Beam-by-beam construction progress of the Arts and Humanities Building at Texas A&M was captured by Jeff Haberl, professor of architecture at Texas A&M, who photographed the construction site once a week from a perch on the fourth floor of Langford Architecture Center building A.

Hongyun Zhou, a Master of Architecture student, aligned the photos for a smooth time-lapse slide show of the five-story, 120,000 square-foot building’s construction, which began in the spring 2011 semester and was completed in December 2012.

The new building forms a quadrangle with Langford A (1977), the Williams Administration Building (1932) and the David G. Eller Oceanography and Meteorology Building (1972), providing a park-like public space.
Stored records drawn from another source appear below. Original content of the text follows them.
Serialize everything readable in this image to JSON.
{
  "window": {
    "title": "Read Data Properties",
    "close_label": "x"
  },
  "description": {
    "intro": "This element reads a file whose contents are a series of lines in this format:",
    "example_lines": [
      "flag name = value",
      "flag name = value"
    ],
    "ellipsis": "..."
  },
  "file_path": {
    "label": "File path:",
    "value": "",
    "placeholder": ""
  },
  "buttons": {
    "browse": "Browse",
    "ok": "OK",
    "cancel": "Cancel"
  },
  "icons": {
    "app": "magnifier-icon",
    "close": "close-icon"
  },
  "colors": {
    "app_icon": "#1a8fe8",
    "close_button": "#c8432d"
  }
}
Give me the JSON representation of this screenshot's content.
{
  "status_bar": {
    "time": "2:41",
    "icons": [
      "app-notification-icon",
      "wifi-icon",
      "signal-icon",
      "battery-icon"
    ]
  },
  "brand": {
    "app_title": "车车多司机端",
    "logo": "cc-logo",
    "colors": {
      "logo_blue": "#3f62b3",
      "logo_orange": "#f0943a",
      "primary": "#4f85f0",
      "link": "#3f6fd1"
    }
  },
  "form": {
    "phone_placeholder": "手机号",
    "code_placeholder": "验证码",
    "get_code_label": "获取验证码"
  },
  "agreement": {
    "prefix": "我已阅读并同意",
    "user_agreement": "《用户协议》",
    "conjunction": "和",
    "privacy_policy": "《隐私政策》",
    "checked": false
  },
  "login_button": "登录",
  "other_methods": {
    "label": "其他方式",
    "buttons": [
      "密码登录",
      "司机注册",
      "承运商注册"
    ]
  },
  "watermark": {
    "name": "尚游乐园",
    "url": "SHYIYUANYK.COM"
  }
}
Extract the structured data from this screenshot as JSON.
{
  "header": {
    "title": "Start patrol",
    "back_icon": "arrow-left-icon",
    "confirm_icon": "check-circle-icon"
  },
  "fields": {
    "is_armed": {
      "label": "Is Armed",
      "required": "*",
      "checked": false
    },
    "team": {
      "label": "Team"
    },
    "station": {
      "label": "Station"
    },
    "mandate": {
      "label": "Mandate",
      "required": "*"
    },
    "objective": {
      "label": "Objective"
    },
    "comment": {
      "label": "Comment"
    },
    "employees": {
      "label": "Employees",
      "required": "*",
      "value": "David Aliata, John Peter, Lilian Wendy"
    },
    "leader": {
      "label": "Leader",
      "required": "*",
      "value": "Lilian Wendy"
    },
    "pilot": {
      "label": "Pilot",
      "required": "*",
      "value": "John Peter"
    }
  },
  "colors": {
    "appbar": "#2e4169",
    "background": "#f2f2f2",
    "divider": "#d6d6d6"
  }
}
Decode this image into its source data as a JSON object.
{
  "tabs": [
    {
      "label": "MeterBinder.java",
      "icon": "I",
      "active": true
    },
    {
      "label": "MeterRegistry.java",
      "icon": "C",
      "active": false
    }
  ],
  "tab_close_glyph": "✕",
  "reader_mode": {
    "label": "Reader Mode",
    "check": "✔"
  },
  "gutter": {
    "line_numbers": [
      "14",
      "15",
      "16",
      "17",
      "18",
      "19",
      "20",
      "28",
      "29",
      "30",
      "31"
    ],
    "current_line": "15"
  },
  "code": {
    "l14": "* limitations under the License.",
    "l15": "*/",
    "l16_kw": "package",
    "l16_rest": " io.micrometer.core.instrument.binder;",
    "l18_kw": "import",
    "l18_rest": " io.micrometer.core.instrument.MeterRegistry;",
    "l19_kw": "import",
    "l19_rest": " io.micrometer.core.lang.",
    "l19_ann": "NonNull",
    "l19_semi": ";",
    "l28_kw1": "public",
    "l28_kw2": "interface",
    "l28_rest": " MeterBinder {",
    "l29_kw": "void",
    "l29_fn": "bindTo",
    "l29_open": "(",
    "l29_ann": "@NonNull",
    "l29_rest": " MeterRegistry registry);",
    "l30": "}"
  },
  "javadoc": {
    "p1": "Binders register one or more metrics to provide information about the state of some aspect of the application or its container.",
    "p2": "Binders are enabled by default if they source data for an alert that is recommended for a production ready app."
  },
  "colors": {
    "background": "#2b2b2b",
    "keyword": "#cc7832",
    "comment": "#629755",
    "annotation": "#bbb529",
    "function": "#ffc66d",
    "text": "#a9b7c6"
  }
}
Home to the departments of performance studies and English in the College of Liberal Arts, it’s the first campus building designed specifically for instruction and scholarship in the arts and humanities.

With a dozen practice rooms, a black box theatre, computer-based teaching classrooms, recording studios and office space, the building is expected to enhance interdisciplinary scholarship and creative work on campus.

An outdoor courtyard contains a performance area with electrical access.

Designed to meet the Leadership in Engineering and Environmental Design (LEED) “silver” rating, the building has a 20,000 gallon underground cistern to collect rainwater and air conditioning condensation to irrigate its surrounding green space. Its nontoxic carpets are made of materials that prevent off-gassing, the release of chemicals into the air through evaporation.